We thus get that $\mathbb{N}$ is being partitioned into two sets $N_1$ and $N_2$, where for each $n \in N_1$ we get $\mathbb{P}(A) = \mathbb{P}(A \cap A_n)$ and for each $n \in N_2$ we have $\mathbb{P}(A) = \mathbb{P}(A \cap A_n^c)$.
If $n \in N_1$, we have $\mathbb{P}(A \setminus A_n) \leq \mathbb{P}(A \setminus (A\cap A_n)) = \mathbb{P}(A) - \mathbb{P}(A \cap A_n) = 0 $, hence without loss of generality we may assume that $A \subset A_n$. It follows that $A \subset \bigcap\limits_{n \in N_1} A_n $, from which and the independence of $\{A_n\}$ we get $$ 0 < \mathbb{P}(A) \leq \mathbb{P}( \bigcap\limits_{n \in N_1} A_n ) = \prod\limits_{n \in N_1} \mathbb{P}(A_n) = \prod\limits_{n \in N_1} (1 - \mathbb{P}(A_n^c) ). $$ Since the last product converges, we get that $$ \sum_{n\in N_1}\mathbb{P}(A_n^c) < \infty \tag{1} $$
A similar reasoning implies that $$ \sum_{n\in N_2}\mathbb{P}(A_n) < \infty \tag{2}. $$
In view of $(1)$ we have $\mathbb{P}(A_n) \to 1$ as $n\to \infty $ and $n\in N_1$, hence from $(A)$ we obtain $\alpha_n = \frac 12 - ( \mathbb{P}(A_n) - \frac 12 ) = 1 - \mathbb{P}(A_n) = \mathbb{P}(A_n^c)$.
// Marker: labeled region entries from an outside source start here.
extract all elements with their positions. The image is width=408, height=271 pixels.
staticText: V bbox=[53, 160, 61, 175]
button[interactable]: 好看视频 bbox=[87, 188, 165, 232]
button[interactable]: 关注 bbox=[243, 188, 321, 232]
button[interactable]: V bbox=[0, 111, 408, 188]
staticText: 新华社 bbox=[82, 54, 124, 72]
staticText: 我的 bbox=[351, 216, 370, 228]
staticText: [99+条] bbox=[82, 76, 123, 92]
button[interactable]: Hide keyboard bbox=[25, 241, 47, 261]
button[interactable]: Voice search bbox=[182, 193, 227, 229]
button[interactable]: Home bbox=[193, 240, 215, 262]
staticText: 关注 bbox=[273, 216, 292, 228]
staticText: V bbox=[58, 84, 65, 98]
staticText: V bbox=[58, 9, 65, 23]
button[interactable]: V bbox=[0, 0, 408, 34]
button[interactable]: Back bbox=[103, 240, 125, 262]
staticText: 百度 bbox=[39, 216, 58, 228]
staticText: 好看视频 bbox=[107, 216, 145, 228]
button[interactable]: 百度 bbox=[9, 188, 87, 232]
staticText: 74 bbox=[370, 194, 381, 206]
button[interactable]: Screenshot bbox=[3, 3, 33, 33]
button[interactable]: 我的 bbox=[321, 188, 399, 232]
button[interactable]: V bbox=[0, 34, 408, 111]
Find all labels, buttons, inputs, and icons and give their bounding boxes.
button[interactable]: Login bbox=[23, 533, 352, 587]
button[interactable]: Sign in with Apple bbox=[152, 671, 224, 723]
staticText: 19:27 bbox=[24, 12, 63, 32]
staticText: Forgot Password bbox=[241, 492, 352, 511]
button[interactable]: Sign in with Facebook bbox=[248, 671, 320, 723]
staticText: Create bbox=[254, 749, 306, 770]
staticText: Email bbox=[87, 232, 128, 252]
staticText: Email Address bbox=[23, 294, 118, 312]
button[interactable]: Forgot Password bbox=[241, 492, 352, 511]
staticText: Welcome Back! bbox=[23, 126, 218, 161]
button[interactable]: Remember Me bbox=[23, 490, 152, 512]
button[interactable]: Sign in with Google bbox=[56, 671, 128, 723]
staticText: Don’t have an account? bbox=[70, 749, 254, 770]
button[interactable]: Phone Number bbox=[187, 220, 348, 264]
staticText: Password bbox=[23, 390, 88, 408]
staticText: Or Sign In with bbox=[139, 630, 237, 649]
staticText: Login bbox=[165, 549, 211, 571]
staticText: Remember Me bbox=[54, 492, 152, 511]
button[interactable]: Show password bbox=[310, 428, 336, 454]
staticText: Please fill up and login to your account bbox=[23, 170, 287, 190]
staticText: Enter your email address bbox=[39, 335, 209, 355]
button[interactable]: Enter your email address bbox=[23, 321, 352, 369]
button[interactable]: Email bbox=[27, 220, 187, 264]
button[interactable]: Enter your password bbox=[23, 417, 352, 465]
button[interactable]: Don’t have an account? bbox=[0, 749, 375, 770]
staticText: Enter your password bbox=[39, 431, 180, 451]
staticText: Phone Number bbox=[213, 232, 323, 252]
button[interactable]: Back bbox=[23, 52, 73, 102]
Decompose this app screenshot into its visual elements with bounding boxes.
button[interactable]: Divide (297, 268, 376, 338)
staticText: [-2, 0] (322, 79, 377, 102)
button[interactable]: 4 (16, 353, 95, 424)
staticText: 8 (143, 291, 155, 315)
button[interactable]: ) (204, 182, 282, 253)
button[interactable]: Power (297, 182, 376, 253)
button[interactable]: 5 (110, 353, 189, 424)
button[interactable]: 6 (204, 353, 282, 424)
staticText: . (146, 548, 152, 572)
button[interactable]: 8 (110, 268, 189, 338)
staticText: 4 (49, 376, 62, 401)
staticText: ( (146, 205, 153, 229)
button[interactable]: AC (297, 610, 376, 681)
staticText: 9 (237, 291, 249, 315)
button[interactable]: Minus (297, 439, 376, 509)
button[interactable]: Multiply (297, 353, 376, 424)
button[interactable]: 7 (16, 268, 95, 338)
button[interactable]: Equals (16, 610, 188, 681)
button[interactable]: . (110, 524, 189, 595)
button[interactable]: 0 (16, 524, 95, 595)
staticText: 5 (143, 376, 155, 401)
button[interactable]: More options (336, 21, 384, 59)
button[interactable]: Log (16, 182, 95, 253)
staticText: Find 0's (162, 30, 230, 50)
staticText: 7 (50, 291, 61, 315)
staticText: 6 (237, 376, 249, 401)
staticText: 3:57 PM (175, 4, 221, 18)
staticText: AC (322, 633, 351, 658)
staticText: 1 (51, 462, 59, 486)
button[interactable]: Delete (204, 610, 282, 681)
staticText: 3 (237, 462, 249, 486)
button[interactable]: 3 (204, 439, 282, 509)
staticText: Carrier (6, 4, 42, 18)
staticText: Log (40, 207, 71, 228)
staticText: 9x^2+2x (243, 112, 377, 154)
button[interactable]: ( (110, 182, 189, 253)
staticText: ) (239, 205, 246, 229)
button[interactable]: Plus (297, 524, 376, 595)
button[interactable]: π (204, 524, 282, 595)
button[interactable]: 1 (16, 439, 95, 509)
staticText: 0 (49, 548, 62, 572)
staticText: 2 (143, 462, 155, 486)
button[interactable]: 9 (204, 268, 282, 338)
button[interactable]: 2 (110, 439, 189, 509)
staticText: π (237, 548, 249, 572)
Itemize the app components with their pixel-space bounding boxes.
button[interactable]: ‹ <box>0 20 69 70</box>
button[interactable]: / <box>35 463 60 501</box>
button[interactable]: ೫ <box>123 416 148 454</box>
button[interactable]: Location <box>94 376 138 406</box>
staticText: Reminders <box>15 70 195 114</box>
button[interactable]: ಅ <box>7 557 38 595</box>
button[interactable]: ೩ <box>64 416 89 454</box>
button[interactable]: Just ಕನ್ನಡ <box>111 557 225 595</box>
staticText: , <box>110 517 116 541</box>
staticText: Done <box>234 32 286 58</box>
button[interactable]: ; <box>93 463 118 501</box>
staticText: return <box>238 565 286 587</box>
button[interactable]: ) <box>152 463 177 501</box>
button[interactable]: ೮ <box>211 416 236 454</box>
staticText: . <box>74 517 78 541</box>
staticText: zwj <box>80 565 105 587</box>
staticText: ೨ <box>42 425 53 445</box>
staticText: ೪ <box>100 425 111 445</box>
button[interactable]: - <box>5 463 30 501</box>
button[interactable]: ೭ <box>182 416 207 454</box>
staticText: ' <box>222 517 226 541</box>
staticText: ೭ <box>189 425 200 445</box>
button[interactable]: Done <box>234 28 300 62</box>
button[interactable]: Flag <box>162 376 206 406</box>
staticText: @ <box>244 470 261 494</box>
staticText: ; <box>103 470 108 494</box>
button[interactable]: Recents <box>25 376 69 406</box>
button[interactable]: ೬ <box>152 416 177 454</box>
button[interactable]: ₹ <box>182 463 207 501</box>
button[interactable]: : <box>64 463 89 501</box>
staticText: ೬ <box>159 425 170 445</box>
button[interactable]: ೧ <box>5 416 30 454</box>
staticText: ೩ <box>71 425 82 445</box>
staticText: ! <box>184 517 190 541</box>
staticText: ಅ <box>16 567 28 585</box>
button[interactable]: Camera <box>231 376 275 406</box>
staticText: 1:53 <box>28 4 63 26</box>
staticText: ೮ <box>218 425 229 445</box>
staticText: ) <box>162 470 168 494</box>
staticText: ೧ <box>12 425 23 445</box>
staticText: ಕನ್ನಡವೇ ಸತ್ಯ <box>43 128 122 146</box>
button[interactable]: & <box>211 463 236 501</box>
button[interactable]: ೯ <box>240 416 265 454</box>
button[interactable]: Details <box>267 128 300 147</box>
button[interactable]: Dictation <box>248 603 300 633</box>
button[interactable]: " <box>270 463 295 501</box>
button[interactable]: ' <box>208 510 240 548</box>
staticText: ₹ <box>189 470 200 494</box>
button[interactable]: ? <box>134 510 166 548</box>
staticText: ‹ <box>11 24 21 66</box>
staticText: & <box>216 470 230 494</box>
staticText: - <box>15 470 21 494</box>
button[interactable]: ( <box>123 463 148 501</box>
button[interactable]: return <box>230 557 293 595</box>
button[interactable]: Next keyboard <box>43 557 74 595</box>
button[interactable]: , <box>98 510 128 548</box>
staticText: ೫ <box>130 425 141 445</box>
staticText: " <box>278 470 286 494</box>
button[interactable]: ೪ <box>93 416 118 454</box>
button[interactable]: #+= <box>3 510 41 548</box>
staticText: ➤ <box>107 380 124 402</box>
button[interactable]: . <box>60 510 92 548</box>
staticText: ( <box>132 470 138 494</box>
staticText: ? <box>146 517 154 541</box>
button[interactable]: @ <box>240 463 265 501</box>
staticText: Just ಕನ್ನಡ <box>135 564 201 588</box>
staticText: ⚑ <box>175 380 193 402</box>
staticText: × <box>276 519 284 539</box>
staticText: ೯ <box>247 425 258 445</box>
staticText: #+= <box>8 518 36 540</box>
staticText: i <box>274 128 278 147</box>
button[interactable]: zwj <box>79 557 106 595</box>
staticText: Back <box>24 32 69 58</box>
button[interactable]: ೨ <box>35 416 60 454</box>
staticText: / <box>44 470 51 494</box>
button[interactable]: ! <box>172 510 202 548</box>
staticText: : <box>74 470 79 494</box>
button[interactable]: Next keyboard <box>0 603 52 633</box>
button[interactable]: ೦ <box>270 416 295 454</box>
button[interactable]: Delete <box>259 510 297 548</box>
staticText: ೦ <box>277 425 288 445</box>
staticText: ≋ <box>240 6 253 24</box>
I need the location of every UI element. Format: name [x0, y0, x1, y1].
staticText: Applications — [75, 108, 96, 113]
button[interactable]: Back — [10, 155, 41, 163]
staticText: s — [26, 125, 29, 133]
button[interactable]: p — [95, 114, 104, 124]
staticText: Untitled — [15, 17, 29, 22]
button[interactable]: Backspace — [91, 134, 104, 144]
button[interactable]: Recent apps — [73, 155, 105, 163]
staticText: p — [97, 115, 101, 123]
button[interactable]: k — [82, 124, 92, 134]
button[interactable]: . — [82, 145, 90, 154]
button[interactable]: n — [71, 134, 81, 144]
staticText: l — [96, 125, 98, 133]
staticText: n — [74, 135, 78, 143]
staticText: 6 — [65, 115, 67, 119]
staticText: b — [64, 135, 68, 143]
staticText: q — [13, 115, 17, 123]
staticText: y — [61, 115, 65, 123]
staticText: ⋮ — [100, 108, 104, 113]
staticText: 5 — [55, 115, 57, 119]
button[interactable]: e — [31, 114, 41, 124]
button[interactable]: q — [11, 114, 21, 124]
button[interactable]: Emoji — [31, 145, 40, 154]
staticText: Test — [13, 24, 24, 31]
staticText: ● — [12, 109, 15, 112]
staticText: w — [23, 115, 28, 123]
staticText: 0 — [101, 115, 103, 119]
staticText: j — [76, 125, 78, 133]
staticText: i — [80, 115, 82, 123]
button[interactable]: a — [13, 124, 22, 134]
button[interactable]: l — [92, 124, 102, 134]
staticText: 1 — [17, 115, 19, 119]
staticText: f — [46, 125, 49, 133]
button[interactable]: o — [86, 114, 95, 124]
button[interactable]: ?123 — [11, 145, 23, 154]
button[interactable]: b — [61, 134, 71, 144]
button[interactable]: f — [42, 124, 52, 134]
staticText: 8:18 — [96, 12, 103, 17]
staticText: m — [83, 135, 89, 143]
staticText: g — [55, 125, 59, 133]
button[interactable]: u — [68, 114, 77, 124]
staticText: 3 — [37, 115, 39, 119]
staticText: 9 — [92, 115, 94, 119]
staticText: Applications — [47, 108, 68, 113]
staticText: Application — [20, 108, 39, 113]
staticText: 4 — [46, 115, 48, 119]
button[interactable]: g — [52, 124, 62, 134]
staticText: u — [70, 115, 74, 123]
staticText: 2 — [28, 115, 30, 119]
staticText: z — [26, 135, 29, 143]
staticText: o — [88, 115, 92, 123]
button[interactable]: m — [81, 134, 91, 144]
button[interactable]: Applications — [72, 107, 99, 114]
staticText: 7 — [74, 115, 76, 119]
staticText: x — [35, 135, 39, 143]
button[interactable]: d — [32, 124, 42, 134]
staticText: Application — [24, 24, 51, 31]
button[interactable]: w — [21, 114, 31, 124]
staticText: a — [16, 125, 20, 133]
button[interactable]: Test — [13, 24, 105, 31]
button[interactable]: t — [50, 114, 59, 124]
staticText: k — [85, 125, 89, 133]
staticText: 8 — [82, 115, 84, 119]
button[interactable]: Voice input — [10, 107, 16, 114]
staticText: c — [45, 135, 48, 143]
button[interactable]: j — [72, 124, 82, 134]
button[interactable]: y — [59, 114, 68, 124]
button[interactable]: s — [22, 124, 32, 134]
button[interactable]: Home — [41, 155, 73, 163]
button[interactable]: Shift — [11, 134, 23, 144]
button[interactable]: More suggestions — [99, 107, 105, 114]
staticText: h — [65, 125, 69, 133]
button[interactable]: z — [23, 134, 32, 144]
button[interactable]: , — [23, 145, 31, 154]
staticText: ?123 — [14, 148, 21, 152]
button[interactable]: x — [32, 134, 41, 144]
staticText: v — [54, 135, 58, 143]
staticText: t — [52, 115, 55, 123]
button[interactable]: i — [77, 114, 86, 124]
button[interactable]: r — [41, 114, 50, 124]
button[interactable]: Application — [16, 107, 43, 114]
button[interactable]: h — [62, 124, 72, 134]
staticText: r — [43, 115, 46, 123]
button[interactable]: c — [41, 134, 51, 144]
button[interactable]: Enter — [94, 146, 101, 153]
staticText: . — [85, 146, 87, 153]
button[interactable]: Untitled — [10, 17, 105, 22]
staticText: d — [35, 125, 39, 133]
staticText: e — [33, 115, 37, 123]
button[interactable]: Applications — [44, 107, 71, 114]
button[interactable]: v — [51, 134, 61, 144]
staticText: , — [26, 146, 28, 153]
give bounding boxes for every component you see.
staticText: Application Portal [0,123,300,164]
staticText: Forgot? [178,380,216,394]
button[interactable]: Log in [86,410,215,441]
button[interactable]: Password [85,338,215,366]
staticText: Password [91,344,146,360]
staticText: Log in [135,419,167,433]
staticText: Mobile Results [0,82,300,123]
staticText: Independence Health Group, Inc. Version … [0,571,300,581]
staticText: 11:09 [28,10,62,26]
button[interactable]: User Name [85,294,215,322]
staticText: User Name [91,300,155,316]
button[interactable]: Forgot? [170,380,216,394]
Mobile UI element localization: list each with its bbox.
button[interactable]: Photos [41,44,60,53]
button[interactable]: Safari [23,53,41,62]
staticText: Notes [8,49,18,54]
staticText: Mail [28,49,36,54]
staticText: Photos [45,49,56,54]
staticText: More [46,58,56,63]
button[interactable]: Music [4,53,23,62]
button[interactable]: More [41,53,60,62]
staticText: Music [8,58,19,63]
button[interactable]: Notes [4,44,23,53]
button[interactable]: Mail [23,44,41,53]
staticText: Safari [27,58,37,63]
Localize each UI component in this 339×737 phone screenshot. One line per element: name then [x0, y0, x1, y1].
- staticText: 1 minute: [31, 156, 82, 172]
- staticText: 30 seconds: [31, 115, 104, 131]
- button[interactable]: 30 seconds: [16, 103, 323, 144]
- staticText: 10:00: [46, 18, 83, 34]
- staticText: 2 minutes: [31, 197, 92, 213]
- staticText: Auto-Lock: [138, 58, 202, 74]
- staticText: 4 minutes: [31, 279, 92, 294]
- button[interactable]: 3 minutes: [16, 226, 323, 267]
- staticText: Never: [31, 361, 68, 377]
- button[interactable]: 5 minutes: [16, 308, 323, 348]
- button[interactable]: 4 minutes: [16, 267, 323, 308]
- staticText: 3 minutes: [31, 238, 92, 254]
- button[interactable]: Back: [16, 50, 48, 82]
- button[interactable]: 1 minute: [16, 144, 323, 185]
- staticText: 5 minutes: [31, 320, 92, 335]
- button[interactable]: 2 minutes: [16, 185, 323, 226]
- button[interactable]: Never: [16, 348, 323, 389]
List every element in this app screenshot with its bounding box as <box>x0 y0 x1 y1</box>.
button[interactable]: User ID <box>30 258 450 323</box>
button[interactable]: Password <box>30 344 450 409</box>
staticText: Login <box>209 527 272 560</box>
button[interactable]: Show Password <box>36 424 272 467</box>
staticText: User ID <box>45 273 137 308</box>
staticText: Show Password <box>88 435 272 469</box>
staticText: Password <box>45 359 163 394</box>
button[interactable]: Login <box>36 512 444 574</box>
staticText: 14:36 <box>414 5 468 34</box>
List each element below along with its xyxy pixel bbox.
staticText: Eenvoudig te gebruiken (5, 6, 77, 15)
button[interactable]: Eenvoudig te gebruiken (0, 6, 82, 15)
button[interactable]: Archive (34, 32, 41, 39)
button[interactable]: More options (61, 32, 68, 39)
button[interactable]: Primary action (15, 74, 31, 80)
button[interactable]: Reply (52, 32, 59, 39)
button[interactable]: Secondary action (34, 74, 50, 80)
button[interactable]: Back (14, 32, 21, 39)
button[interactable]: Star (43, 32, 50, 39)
In a similar way, from $(2)$ for $n\in N_2 $ we get $\mathbb{P}(A_n) \to 0$ as $n\to \infty$ and $n \in N_2$, hence $(A)$ becomes $\alpha_n = \frac 12 - (\frac 12 - \mathbb{P}(A_n) ) = \mathbb{P}(A_n)$.
We thus get that $\sum_n \alpha_n $ is a sum of two converging series, namely $(1)$ and $(2)$ (note that we might need to disregard some finite number of terms to get $\mathbb{P}(A_n) > 1/2$ on $N_1$ and $\mathbb{P}(A_n)<1/2$ on $N_2$, but that is irrelevant for convergence of the series). It follows that $\sum_n \alpha_n$ converges, which is a contradiction, proving the non-atomicity of $\mathbb{P}$.